Possible improvements about the wrapper #160

wddabc · 2017-03-13T04:21:08Z

While minpy is a great tool for building dynamic nets, I found the wrapper (Solver, ModelBase...) is a little bit hard to use that I had to do a lot of hacks to make this work. Here are some thoughts about the possible improvements at the current stage:

Lots of things should be passed into Solver.train rather than the constructor. Such as the data iterator, the optimizer. etc. In fact, the Solver.train should support more, such as whether do cross-validation, callback functions. I think a good template is the .fit function in Keras.
As pointed out in Why solver._step() shouldn't be called manually? #147, user should have flexibility writing their own training loop. So I think a public step is necessary.
The definition of the final training loss is inflexible.

 def loss_func(*params): # pylint: disable=unused-argument
            """
            Loss function calculate the loss
            """

            # It seems that params are not used in forward function. But since we will pass
            # model.params as arguments, we are ok here.
            predict = self.model.forward_batch(batch, mode='train')
            return self.model.loss_batch(batch, predict)

Assuming the data is x and the response is y, it is not necessary the case that the final loss can be decomposed to loss(model.predict(x), y) . In some cases it is just a single loss model.loss(x,y) , which means no prediction is made at the training time. This is a common case in the structured prediction problems, such as conditional random fields.

The text was updated successfully, but these errors were encountered:

sneakerkg · 2017-03-13T12:43:28Z

@wddabc Thanks a lot for the suggestion.
We are going to refine the nn package to make it more convenient for users.
For the loss_func part, what do you think we pre-define some loss or criterion template for users?

wddabc · 2017-03-13T14:58:28Z

I think directly returning self.model.loss_batch(batch) should be fine. Something looks like:

def loss_func(*params):
           return self.model.loss_batch(batch)

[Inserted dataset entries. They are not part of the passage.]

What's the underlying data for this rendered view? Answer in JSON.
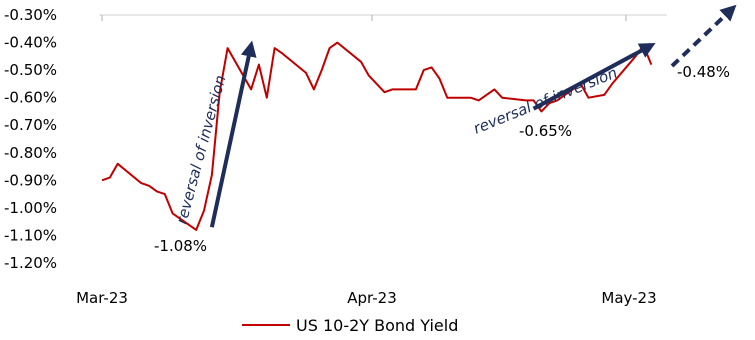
{
  "chart_data": {
    "type": "line",
    "title": "",
    "xlabel": "",
    "ylabel": "",
    "x_ticks": [
      "Mar-23",
      "Apr-23",
      "May-23"
    ],
    "y_ticks": [
      "-0.30%",
      "-0.40%",
      "-0.50%",
      "-0.60%",
      "-0.70%",
      "-0.80%",
      "-0.90%",
      "-1.00%",
      "-1.10%",
      "-1.20%"
    ],
    "ylim": [
      -1.2,
      -0.3
    ],
    "xlim": [
      "2023-03-01",
      "2023-05-12"
    ],
    "legend": {
      "position": "bottom",
      "label": "US 10-2Y Bond Yield"
    },
    "series": [
      {
        "name": "US 10-2Y Bond Yield",
        "color": "#c00000",
        "points": [
          [
            "2023-03-01",
            -0.9
          ],
          [
            "2023-03-02",
            -0.89
          ],
          [
            "2023-03-03",
            -0.84
          ],
          [
            "2023-03-06",
            -0.91
          ],
          [
            "2023-03-07",
            -0.92
          ],
          [
            "2023-03-08",
            -0.94
          ],
          [
            "2023-03-09",
            -0.95
          ],
          [
            "2023-03-10",
            -1.02
          ],
          [
            "2023-03-13",
            -1.08
          ],
          [
            "2023-03-14",
            -1.01
          ],
          [
            "2023-03-15",
            -0.88
          ],
          [
            "2023-03-16",
            -0.58
          ],
          [
            "2023-03-17",
            -0.42
          ],
          [
            "2023-03-20",
            -0.57
          ],
          [
            "2023-03-21",
            -0.48
          ],
          [
            "2023-03-22",
            -0.6
          ],
          [
            "2023-03-23",
            -0.42
          ],
          [
            "2023-03-24",
            -0.44
          ],
          [
            "2023-03-27",
            -0.51
          ],
          [
            "2023-03-28",
            -0.57
          ],
          [
            "2023-03-29",
            -0.5
          ],
          [
            "2023-03-30",
            -0.42
          ],
          [
            "2023-03-31",
            -0.4
          ],
          [
            "2023-04-03",
            -0.47
          ],
          [
            "2023-04-04",
            -0.52
          ],
          [
            "2023-04-05",
            -0.55
          ],
          [
            "2023-04-06",
            -0.58
          ],
          [
            "2023-04-07",
            -0.57
          ],
          [
            "2023-04-10",
            -0.57
          ],
          [
            "2023-04-11",
            -0.5
          ],
          [
            "2023-04-12",
            -0.49
          ],
          [
            "2023-04-13",
            -0.53
          ],
          [
            "2023-04-14",
            -0.6
          ],
          [
            "2023-04-17",
            -0.6
          ],
          [
            "2023-04-18",
            -0.61
          ],
          [
            "2023-04-19",
            -0.59
          ],
          [
            "2023-04-20",
            -0.57
          ],
          [
            "2023-04-21",
            -0.6
          ],
          [
            "2023-04-24",
            -0.61
          ],
          [
            "2023-04-25",
            -0.61
          ],
          [
            "2023-04-26",
            -0.65
          ],
          [
            "2023-04-27",
            -0.62
          ],
          [
            "2023-04-28",
            -0.61
          ],
          [
            "2023-05-01",
            -0.55
          ],
          [
            "2023-05-02",
            -0.6
          ],
          [
            "2023-05-04",
            -0.59
          ],
          [
            "2023-05-05",
            -0.55
          ],
          [
            "2023-05-08",
            -0.45
          ],
          [
            "2023-05-09",
            -0.41
          ],
          [
            "2023-05-10",
            -0.48
          ]
        ]
      }
    ],
    "annotations": [
      {
        "text": "-1.08%",
        "date": "2023-03-13",
        "value": -1.08
      },
      {
        "text": "-0.65%",
        "date": "2023-04-26",
        "value": -0.65
      },
      {
        "text": "-0.48%",
        "date": "2023-05-10",
        "value": -0.48
      },
      {
        "text": "reversal of inversion"
      },
      {
        "text": "reversal of inversion"
      }
    ],
    "arrows": [
      {
        "from": [
          "2023-03-15",
          -1.07
        ],
        "to": [
          "2023-03-20",
          -0.41
        ],
        "color": "#1f2d5a"
      },
      {
        "from": [
          "2023-04-25",
          -0.64
        ],
        "to": [
          "2023-05-10",
          -0.41
        ],
        "color": "#1f2d5a"
      }
    ]
  }
}
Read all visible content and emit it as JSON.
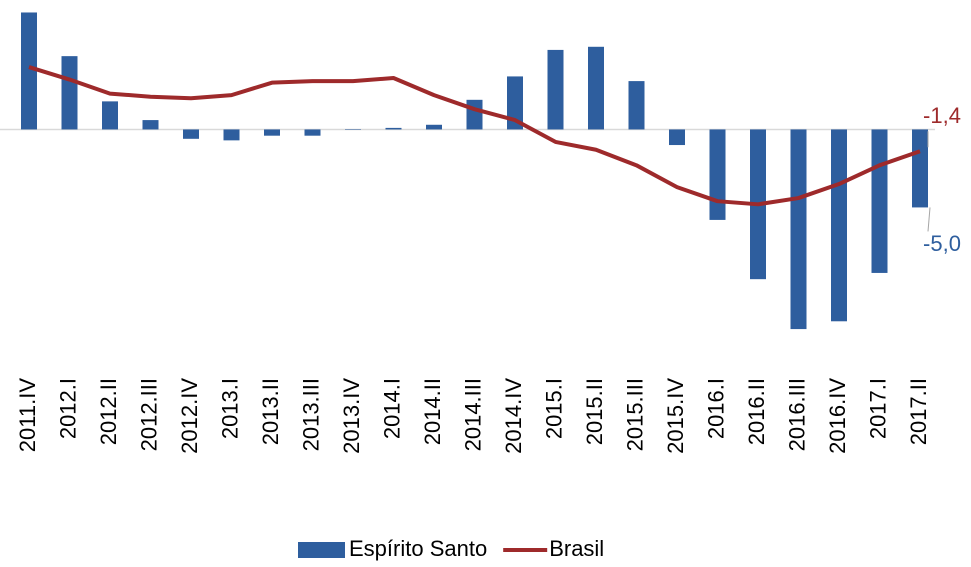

User can define whatever they like as the implementation of model.loss_batch(batch), for example, loss(model.predict(x), y). model.predict is optional, user can define or not based on whether they want to make prediction. For example, users might just use the model to pretrain some word embeddings, in which case model.predict is not necessary.

One thing should be careful is a wrapper on the top of loss_batch is still necessary, which will control whether to switch on the dropout/ regularizer. Might be defined inside loss_func? I'm not quite sure.

The dropout/ regularizer should be declared by user as arguments of .add_param() and be applied before calling self.params[name] . In fact, I'd suggest change self.params[name] to self.params(name) , where the self.params() decides whether to apply the dropout based on whether it is in the training stage.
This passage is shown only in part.